Keyring files store credentials using the TYPE.ID format as section headers:

[client.admin]
    key = AQA...==

[osd.0]
    key = AQB...==

[client.myapp]
    key = AQC...==

In Rook environments, these keyrings are stored as Kubernetes Secrets. For example:

kubectl -n rook-ceph get secret rook-ceph-admin-keyring -o jsonpath='{.data.keyring}' | base64 -d

Output:

[client.admin]
    key = AQDef...==
    caps mds = "allow *"
    caps mgr = "allow *"
    caps mon = "allow *"
    caps osd = "allow *"

Using TYPE.ID in ceph Commands

The full TYPE.ID must be used in most ceph auth commands:

# Get a specific user
ceph auth get client.myapp

# Delete a user
ceph auth del client.myapp

# Modify capabilities
ceph auth caps client.myapp mon 'allow r' osd 'allow rw pool=data'

# Export a user's keyring
ceph auth export client.myapp

For OSD and daemon users, use the same pattern:

ceph auth get osd.5
ceph auth caps osd.5 osd 'allow *' mon 'allow profile osd'

Short Form for Client Users

Some Ceph commands and tools accept the short form for client.* users. When specifying a user in the --name or -n flag, you can omit the client. prefix in some contexts, but it is best practice to always include the full TYPE.ID:

# Full form - always correct
ceph --name client.myapp --keyring /etc/ceph/myapp.keyring health

# Short form - works in some commands
rados --id myapp --keyring /etc/ceph/myapp.keyring ls mypool

ID Uniqueness Within a Type

IDs must be unique within each type, but the same ID can exist across different types. For example, osd.0 and client.0 are distinct entities:

ceph auth get osd.0   # OSD daemon with ID 0
ceph auth get client.0  # Client user with ID "0" (unusual but valid)

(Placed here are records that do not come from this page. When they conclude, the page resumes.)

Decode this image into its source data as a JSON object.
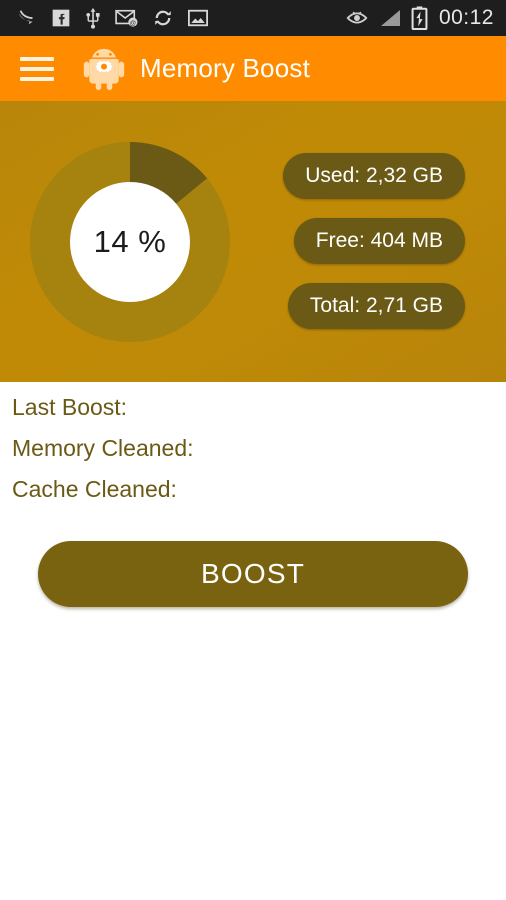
{
  "statusbar": {
    "time": "00:12",
    "left_icons": [
      {
        "name": "swoosh-icon"
      },
      {
        "name": "facebook-icon"
      },
      {
        "name": "usb-icon"
      },
      {
        "name": "email-icon"
      },
      {
        "name": "sync-icon"
      },
      {
        "name": "gallery-image-icon"
      }
    ],
    "right_icons": [
      {
        "name": "smart-stay-eye-icon"
      },
      {
        "name": "signal-bars-icon"
      },
      {
        "name": "battery-charging-icon"
      }
    ]
  },
  "appbar": {
    "menu_icon": "hamburger-menu-icon",
    "logo_icon": "android-gear-robot-icon",
    "title": "Memory Boost",
    "background_color": "#ff8c00"
  },
  "memory_panel": {
    "background_color": "#bf8a07",
    "percent_label": "14 %",
    "badges": [
      {
        "label": "Used: 2,32 GB"
      },
      {
        "label": "Free: 404 MB"
      },
      {
        "label": "Total: 2,71 GB"
      }
    ],
    "badge_color": "#6b5a16"
  },
  "chart_data": {
    "type": "pie",
    "title": "Memory usage",
    "categories": [
      "Used",
      "Free"
    ],
    "values": [
      14,
      86
    ],
    "units": "percent",
    "center_label": "14 %",
    "colors": [
      "#6b5a16",
      "#a6820e"
    ],
    "donut": true,
    "start_angle": 0,
    "legend": "right"
  },
  "stats": {
    "rows": [
      {
        "label": "Last Boost:",
        "value": ""
      },
      {
        "label": "Memory Cleaned:",
        "value": ""
      },
      {
        "label": "Cache Cleaned:",
        "value": ""
      }
    ],
    "text_color": "#6b5a16"
  },
  "actions": {
    "boost_label": "BOOST",
    "boost_color": "#7a6310"
  }
}
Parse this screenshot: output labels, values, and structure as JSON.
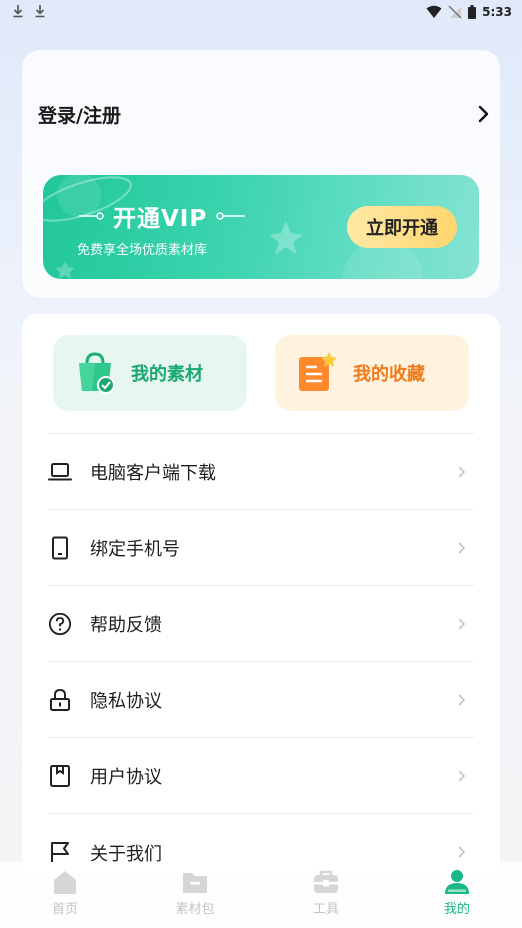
{
  "status": {
    "time": "5:33"
  },
  "login": {
    "label": "登录/注册"
  },
  "vip": {
    "title": "开通VIP",
    "subtitle": "免费享全场优质素材库",
    "button": "立即开通"
  },
  "quick": {
    "material": "我的素材",
    "favorites": "我的收藏"
  },
  "menu": [
    {
      "label": "电脑客户端下载",
      "icon": "laptop-icon"
    },
    {
      "label": "绑定手机号",
      "icon": "phone-icon"
    },
    {
      "label": "帮助反馈",
      "icon": "question-icon"
    },
    {
      "label": "隐私协议",
      "icon": "lock-icon"
    },
    {
      "label": "用户协议",
      "icon": "bookmark-icon"
    },
    {
      "label": "关于我们",
      "icon": "flag-icon"
    }
  ],
  "nav": [
    {
      "label": "首页",
      "icon": "home-icon"
    },
    {
      "label": "素材包",
      "icon": "folder-icon"
    },
    {
      "label": "工具",
      "icon": "toolbox-icon"
    },
    {
      "label": "我的",
      "icon": "profile-icon",
      "active": true
    }
  ],
  "colors": {
    "brand": "#19b886",
    "vip_button": "#ffd56e",
    "favorites_bg": "#fff3df",
    "material_bg": "#e6f7ef"
  }
}
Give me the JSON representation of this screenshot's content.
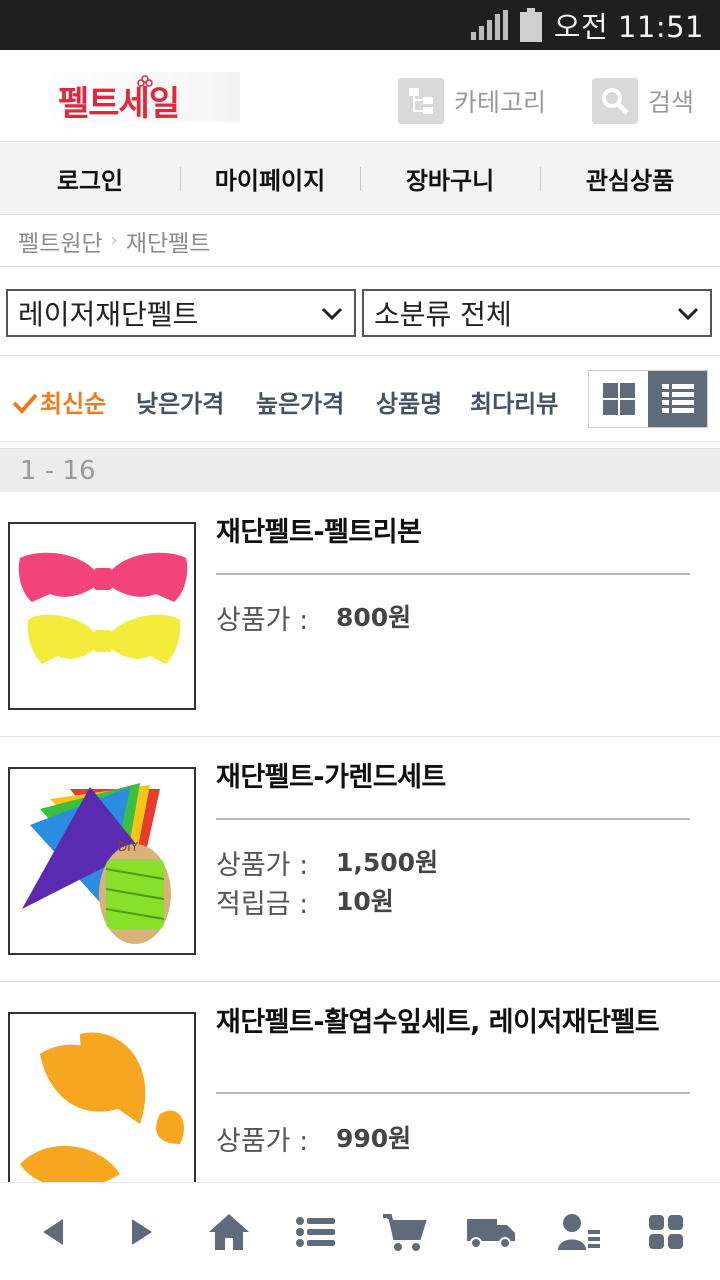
{
  "status_bar": {
    "time": "오전 11:51"
  },
  "header": {
    "logo_text": "펠트세일",
    "category_label": "카테고리",
    "search_label": "검색"
  },
  "top_nav": [
    "로그인",
    "마이페이지",
    "장바구니",
    "관심상품"
  ],
  "breadcrumb": [
    "펠트원단",
    "재단펠트"
  ],
  "filters": {
    "category_value": "레이저재단펠트",
    "subcategory_value": "소분류 전체"
  },
  "sort": {
    "options": [
      "최신순",
      "낮은가격",
      "높은가격",
      "상품명",
      "최다리뷰"
    ],
    "active": "최신순"
  },
  "count_text": "1 - 16",
  "products": [
    {
      "name": "재단펠트-펠트리본",
      "price_label": "상품가 :",
      "price": "800원"
    },
    {
      "name": "재단펠트-가렌드세트",
      "price_label": "상품가 :",
      "price": "1,500원",
      "points_label": "적립금 :",
      "points": "10원"
    },
    {
      "name": "재단펠트-활엽수잎세트, 레이저재단펠트",
      "price_label": "상품가 :",
      "price": "990원"
    }
  ],
  "thumb_texts": {
    "diy": "DIY"
  },
  "colors": {
    "brand": "#e0283c",
    "active_sort": "#f07a1d",
    "nav_dark": "#455266"
  },
  "bottom_nav_icons": [
    "back-icon",
    "forward-icon",
    "home-icon",
    "list-icon",
    "cart-icon",
    "delivery-truck-icon",
    "user-list-icon",
    "grid-menu-icon"
  ]
}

Creating Users with the Correct Notation

Always specify the full TYPE.ID when creating users:

ceph auth get-or-create client.prometheus \
  mon 'allow r' \
  mgr 'allow r'

Summary

Ceph authentication entities use a TYPE.ID format where type is one of client, osd, mon, mds, or mgr, and ID is a unique string within that type. Always use the full notation in commands like ceph auth get, ceph auth del, and ceph auth caps. Keyrings use this format as section headers, and Rook stores them as Kubernetes Secrets.